Revenue exceeded analyst expectations by $13.4 million, a 6.1% beat, driven by a 23.3% surge in Europe & International sales and a 4.5% rise in Greater China. North America revenue fell 8.8% due to a reduced order volume from a major food‑service customer, but the company offset this decline with stronger performance in its core European markets and a growing presence in the U.S. grocery channel.
Gross profit margin expanded to 34.5%, up 579 basis points from 28.9% in the prior year, as supply‑chain efficiencies and a higher mix of premium products lifted profitability. The company’s disciplined cost‑management program, which included renegotiated supplier contracts and streamlined production, helped maintain margin growth even as raw‑material costs rose.
Net loss per share widened to $0.61, missing the consensus estimate of $0.54 by $0.07 or 12.9%. The miss was largely attributable to a one‑time restructuring charge and higher marketing expenses associated with the rollout of the refreshed growth playbook. Despite the EPS miss, the company’s first‑full‑year profitability and margin expansion signal a successful turnaround.
Management guided for 2026 constant‑currency revenue growth of 3%–5% and adjusted EBITDA of $25 million–$35 million, a significant improvement over the prior guidance of $15 million–$25 million. The outlook reflects confidence in sustained demand in Europe & International and a gradual recovery in North America as the company continues to diversify its customer base.

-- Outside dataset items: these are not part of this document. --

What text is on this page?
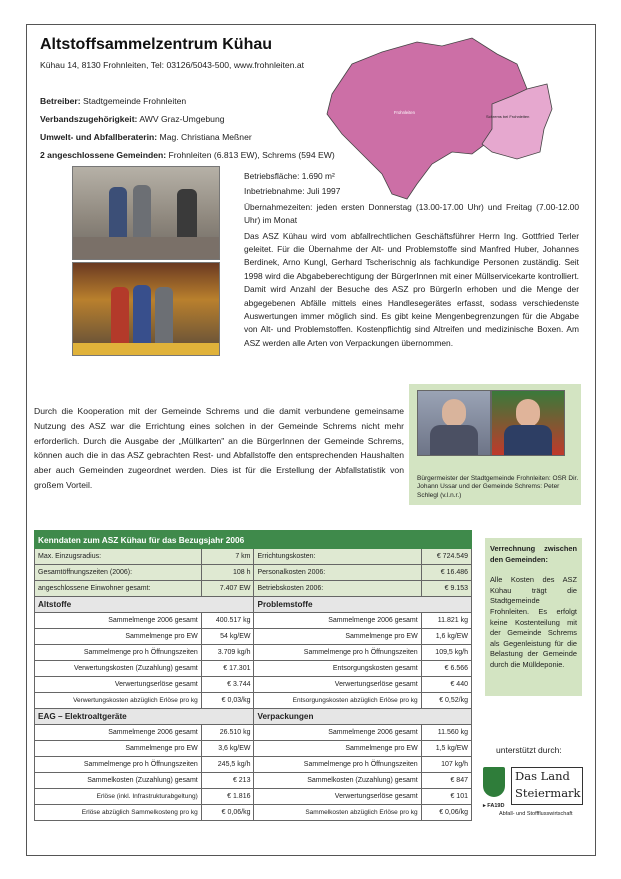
Altstoffsammelzentrum Kühau
Kühau 14, 8130 Frohnleiten, Tel: 03126/5043-500, www.frohnleiten.at
Betreiber: Stadtgemeinde Frohnleiten
Verbandszugehörigkeit: AWV Graz-Umgebung
Umwelt- und Abfallberaterin: Mag. Christiana Meßner
2 angeschlossene Gemeinden: Frohnleiten (6.813 EW), Schrems (594 EW)
Frohnleiten
Schrems bei Frohnleiten

Betriebsfläche: 1.690 m²

Inbetriebnahme: Juli 1997

Übernahmezeiten: jeden ersten Donnerstag (13.00-17.00 Uhr) und Freitag (7.00-12.00 Uhr) im Monat

Das ASZ Kühau wird vom abfallrechtlichen Geschäftsführer Herrn Ing. Gottfried Terler geleitet. Für die Übernahme der Alt- und Problemstoffe sind Manfred Huber, Johannes Berdinek, Arno Kungl, Gerhard Tscherischnig als fachkundige Personen zuständig. Seit 1998 wird die Abgabeberechtigung der BürgerInnen mit einer Müllservicekarte kontrolliert. Damit wird Anzahl der Besuche des ASZ pro BürgerIn erhoben und die Menge der abgegebenen Abfälle mittels eines Handlesegerätes erfasst, sodass verschiedenste Auswertungen immer möglich sind. Es gibt keine Mengenbegrenzungen für die Abgabe von Alt- und Problemstoffen. Kostenpflichtig sind Altreifen und medizinische Boxen. Am ASZ werden alle Arten von Verpackungen übernommen.

Durch die Kooperation mit der Gemeinde Schrems und die damit verbundene gemeinsame Nutzung des ASZ war die Errichtung eines solchen in der Gemeinde Schrems nicht mehr erforderlich. Durch die Ausgabe der „Müllkarten" an die BürgerInnen der Gemeinde Schrems, können auch die in das ASZ gebrachten Rest- und Abfallstoffe den entsprechenden Haushalten aber auch Gemeinden zugeordnet werden. Dies ist für die Erstellung der Abfallstatistik von großem Vorteil.
Bürgermeister der Stadtgemeinde Frohnleiten: OSR Dir. Johann Ussar und der Gemeinde Schrems: Peter Schlegl (v.l.n.r.)
Kenndaten zum ASZ Kühau für das Bezugsjahr 2006			
Max. Einzugsradius:	7 km	Errichtungskosten:	€ 724.549
Gesamtöffnungszeiten (2006):	108 h	Personalkosten 2006:	€ 16.486
angeschlossene Einwohner gesamt:	7.407 EW	Betriebskosten 2006:	€ 9.153
Altstoffe		Problemstoffe	
Sammelmenge 2006 gesamt	400.517 kg	Sammelmenge 2006 gesamt	11.821 kg
Sammelmenge pro EW	54 kg/EW	Sammelmenge pro EW	1,6 kg/EW
Sammelmenge pro h Öffnungszeiten	3.709 kg/h	Sammelmenge pro h Öffnungszeiten	109,5 kg/h
Verwertungskosten (Zuzahlung) gesamt	€ 17.301	Entsorgungskosten gesamt	€ 6.566
Verwertungserlöse gesamt	€ 3.744	Verwertungserlöse gesamt	€ 440
Verwertungskosten abzüglich Erlöse pro kg	€ 0,03/kg	Entsorgungskosten abzüglich Erlöse pro kg	€ 0,52/kg
EAG – Elektroaltgeräte		Verpackungen	
Sammelmenge 2006 gesamt	26.510 kg	Sammelmenge 2006 gesamt	11.560 kg
Sammelmenge pro EW	3,6 kg/EW	Sammelmenge pro EW	1,5 kg/EW
Sammelmenge pro h Öffnungszeiten	245,5 kg/h	Sammelmenge pro h Öffnungszeiten	107 kg/h
Sammelkosten (Zuzahlung) gesamt	€ 213	Sammelkosten (Zuzahlung) gesamt	€ 847
Erlöse (inkl. Infrastrukturabgeltung)	€ 1.816	Verwertungserlöse gesamt	€ 101
Erlöse abzüglich Sammelkosteng pro kg	€ 0,06/kg	Sammelkosten abzüglich Erlöse pro kg	€ 0,06/kg
Verrechnung zwischen den Gemeinden:
Alle Kosten des ASZ Kühau trägt die Stadtgemeinde Frohnleiten. Es erfolgt keine Kostenteilung mit der Gemeinde Schrems als Gegenleistung für die Belastung der Gemeinde durch die Mülldeponie.
unterstützt durch:
Das Land
Steiermark
▸ FA19D
Abfall- und Stoffflusswirtschaft
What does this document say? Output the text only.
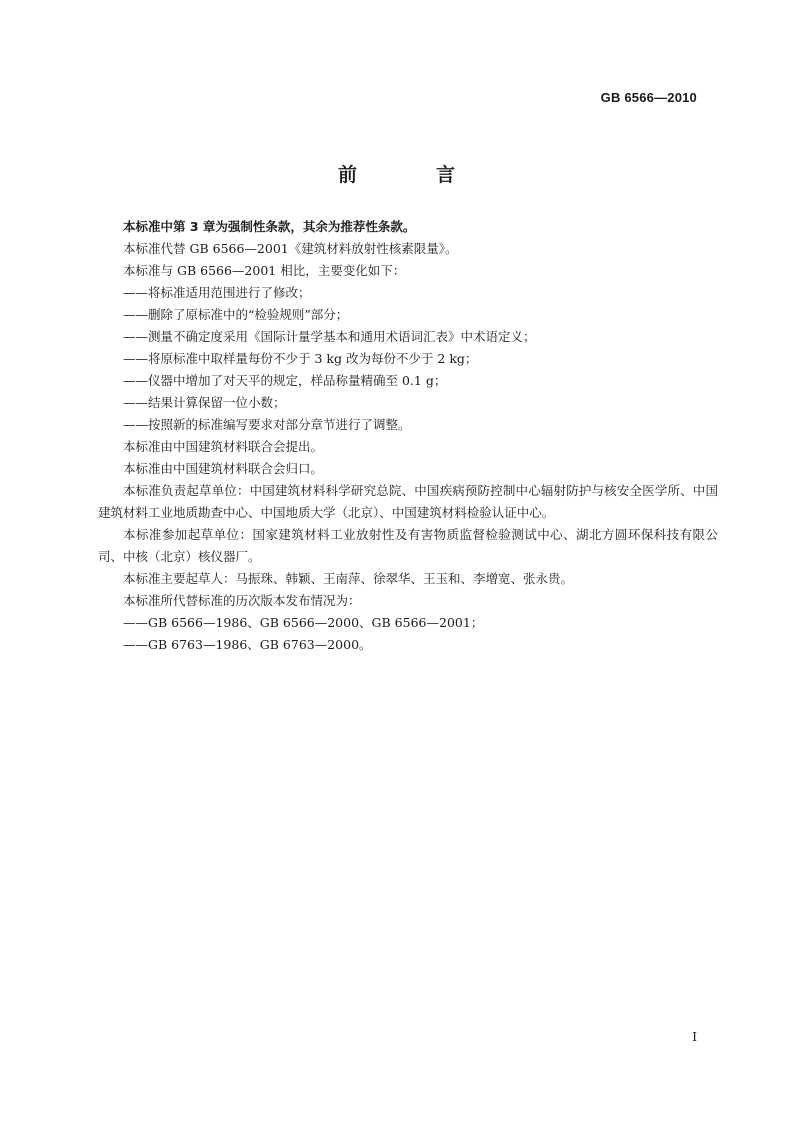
GB 6566—2010
前　言

本标准中第 3 章为强制性条款，其余为推荐性条款。

本标准代替 GB 6566—2001《建筑材料放射性核素限量》。

本标准与 GB 6566—2001 相比，主要变化如下：

——将标准适用范围进行了修改；

——删除了原标准中的“检验规则”部分；

——测量不确定度采用《国际计量学基本和通用术语词汇表》中术语定义；

——将原标准中取样量每份不少于 3 kg 改为每份不少于 2 kg；

——仪器中增加了对天平的规定，样品称量精确至 0.1 g；

——结果计算保留一位小数；

——按照新的标准编写要求对部分章节进行了调整。

本标准由中国建筑材料联合会提出。

本标准由中国建筑材料联合会归口。

本标准负责起草单位：中国建筑材料科学研究总院、中国疾病预防控制中心辐射防护与核安全医学所、中国建筑材料工业地质勘查中心、中国地质大学（北京）、中国建筑材料检验认证中心。

本标准参加起草单位：国家建筑材料工业放射性及有害物质监督检验测试中心、湖北方圆环保科技有限公司、中核（北京）核仪器厂。

本标准主要起草人：马振珠、韩颖、王南萍、徐翠华、王玉和、李增宽、张永贵。

本标准所代替标准的历次版本发布情况为：

——GB 6566—1986、GB 6566—2000、GB 6566—2001；

——GB 6763—1986、GB 6763—2000。

I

The results were well received by the market, with analysts noting the revenue beat, margin expansion, and first‑full‑year profitability as key drivers of the positive reaction. CEO Jean‑Christophe Flatin highlighted the company’s “disciplined, strategic actions” over the past three years that have transformed Oatly from a structurally unprofitable business into one that is now structurally profitable with accelerating growth.